Um estudo elaborado pela Global Fishing Watch, uma organização internacional sem fins lucrativos, revela que, nos últimos cinco anos, apenas 1% dos atuneiros dos Açores capturou atum em zonas que vão passar a ser classificadas como áreas marinhas protegidas.
“O estudo elaborado pelos nossos parceiros, com base no histórico do AIS [sistema de rastreamento a bordo] de 26 atuneiros dos Açores, mostra que apenas uma ínfima parte dessas embarcações capturou atum nestes locais”, explicou Bernardo Brito e Abreu, da Fundação Blue Azores, que publicou o estudo no seu site, na internet (https://pt.blueazores.org).
Para a Blue Azores, parceira do Governo dos Açores na criação de novas áreas marinhas protegidas, aprovadas pelo parlamento regional em novembro de 2024, “não faz sentido” excecionar agora a pesca do atum, com a arte de salto e vara, das novas áreas de proteção, como defende a bancada do PS na Assembleia Legislativa dos Açores.
“Seria um grande retrocesso e seria um descrédito, a nível internacional, da região, que trabalhou imenso para alcançar este estatuto, e de Portugal. Estamos a pôr aqui muitas questões em causa”, advertiu Bernardo Brito e Abreu, lembrando que as metas internacionais estabeleciam que “todos os países teriam de ter 30% do seu mar protegido”.
As declarações do representante da Blue Azores surgem na sequência de uma proposta apresentada no parlamento açoriano, pela bancada do Partido Socialista, que pretende introduzir uma alteração à legislação das áreas marinhas protegidas, para permitir a pesca com salto e vara, uma arte de pesca alegadamente “seletiva” e “amiga” do ambiente.
“Não há nenhum estudo científico que diga que esta arte de pesca é predatória, é danosa para aquele meio ambiente, ou para aquela reserva”, insistiu Francisco César, líder do PS/Açores, em declarações aos jornalistas, no arranque das jornadas parlamentar que o partido está a realizar na ilha de Santa Maria.
Para o dirigente socialista, a proposta apresentada no parlamento surge com a clara convicção de que “é possível esta coexistência” entre a pesca do atum com salto e vara e a preservação das novas áreas marinhas protegidas no arquipélago.
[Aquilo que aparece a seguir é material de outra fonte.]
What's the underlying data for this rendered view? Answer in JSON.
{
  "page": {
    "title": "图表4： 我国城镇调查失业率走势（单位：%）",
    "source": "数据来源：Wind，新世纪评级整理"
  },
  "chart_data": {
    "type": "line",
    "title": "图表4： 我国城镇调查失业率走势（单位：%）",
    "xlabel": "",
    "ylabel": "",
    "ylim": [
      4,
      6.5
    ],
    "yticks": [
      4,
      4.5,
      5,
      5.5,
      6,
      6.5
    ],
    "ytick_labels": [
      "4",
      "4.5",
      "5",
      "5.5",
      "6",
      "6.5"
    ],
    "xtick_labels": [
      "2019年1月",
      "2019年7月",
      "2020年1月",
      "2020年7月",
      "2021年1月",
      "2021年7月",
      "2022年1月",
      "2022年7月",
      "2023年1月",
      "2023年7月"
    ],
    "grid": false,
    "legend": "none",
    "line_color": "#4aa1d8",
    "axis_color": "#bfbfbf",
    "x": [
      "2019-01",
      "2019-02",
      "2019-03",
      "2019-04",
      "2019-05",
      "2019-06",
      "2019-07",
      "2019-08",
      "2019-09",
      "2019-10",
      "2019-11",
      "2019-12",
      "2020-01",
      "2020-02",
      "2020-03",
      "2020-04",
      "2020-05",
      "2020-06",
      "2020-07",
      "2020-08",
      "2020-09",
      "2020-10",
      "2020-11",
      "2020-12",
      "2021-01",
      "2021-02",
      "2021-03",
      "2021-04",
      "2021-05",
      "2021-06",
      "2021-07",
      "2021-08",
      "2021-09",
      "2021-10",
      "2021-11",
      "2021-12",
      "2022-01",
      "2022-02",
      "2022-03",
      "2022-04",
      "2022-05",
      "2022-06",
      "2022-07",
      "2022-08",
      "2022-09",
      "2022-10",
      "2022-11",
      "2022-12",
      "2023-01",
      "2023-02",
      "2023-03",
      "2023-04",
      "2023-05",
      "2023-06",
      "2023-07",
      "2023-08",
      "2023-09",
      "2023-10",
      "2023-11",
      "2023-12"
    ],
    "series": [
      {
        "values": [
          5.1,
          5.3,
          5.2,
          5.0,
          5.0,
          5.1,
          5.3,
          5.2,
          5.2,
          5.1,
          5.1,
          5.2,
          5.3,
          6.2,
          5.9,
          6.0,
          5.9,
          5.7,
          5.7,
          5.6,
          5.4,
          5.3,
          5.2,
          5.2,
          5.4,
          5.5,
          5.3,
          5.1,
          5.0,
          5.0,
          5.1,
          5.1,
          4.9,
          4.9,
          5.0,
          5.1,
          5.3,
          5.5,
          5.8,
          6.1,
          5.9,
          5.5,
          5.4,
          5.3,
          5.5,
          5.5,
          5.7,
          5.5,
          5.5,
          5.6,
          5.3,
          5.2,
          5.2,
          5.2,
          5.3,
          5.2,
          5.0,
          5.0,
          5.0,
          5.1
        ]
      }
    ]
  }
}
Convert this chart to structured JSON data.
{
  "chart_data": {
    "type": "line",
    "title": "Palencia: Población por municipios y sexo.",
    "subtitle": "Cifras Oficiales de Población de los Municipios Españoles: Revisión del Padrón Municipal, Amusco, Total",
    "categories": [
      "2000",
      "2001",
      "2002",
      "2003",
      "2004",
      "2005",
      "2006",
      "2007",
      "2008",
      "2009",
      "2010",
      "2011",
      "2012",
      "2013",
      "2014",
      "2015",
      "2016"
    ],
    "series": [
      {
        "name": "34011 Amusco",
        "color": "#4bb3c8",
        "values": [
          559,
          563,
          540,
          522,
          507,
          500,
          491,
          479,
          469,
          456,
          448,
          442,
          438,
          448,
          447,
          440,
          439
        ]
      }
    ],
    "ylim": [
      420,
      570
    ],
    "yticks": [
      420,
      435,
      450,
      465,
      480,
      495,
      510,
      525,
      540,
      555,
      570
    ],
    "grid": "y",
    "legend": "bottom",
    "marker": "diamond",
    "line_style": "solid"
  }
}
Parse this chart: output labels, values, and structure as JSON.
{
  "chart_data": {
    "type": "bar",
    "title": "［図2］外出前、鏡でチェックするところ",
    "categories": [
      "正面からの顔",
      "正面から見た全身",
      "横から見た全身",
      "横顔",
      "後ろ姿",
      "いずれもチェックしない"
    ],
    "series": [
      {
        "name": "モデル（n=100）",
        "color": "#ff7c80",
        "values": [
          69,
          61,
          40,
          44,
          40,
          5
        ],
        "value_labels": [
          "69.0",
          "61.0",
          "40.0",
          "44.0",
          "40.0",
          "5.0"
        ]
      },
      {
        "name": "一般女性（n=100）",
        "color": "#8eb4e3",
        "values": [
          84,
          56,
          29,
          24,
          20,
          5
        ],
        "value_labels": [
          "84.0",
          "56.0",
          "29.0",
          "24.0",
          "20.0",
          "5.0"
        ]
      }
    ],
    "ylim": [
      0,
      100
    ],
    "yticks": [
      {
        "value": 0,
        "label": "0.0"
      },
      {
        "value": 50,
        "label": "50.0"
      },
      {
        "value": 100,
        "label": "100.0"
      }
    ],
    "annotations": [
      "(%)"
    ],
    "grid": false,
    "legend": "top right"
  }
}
A Secretaria Regional do Mar e das Pescas do governo açoriano já veio, entretanto, manifestar o seu “profundo desagrado e preocupação” em relação à proposta apresentada pelo PS, considerando tratar-se de um “retrocesso” em matéria de proteção marinha.
“Esta iniciativa representa um retrocesso significativo na proteção dos recursos marinhos da Região e coloca em risco os compromissos assumidos pela Região e pelo país no âmbito da conservação ambiental e da sustentabilidade dos ecossistemas marinhos, a nível internacional”, advertiu, em comunicado, o executivo regional de coligação (PSD, CDS-PP e PPM).
Para o executivo liderado pelo social-democrata José Manuel Bolieiro, as áreas marinhas de proteção total “são incompatíveis” com qualquer tipo de extração, uma vez que foram criadas com o objetivo de proteger “ecossistemas sensíveis” e garantir a “regeneração natural das espécies marinhas”.
O Governo lembra também que a Rede de Áreas Marinhas Protegidas dos Açores (RAMPA), prevê áreas de proteção alta, onde é permitida atividade da pesca com salto e vara, e zonas de proteção total, onde é proibida qualquer tipo de atividade extrativa, incluindo a pesca de atum com salto e vara.
“Os Açores têm sido reconhecidos internacionalmente como um exemplo na conservação e gestão sustentável dos recursos marinhos, alinhando-se com metas globais estabelecidas por iniciativas como a Convenção sobre Diversidade Biológica e os Objetivos de Desenvolvimento Sustentável das Nações Unidas”, lembra o executivo.
A criação de áreas marinhas protegidas em 30% do mar dos Açores foi aprovada em outubro de 2024 na Assembleia Legislativa Regional, com os votos a favor do PSD, PS, CDS-PP, PPM e BE, a abstenção do PAN e os votos contra do Chega e da IL.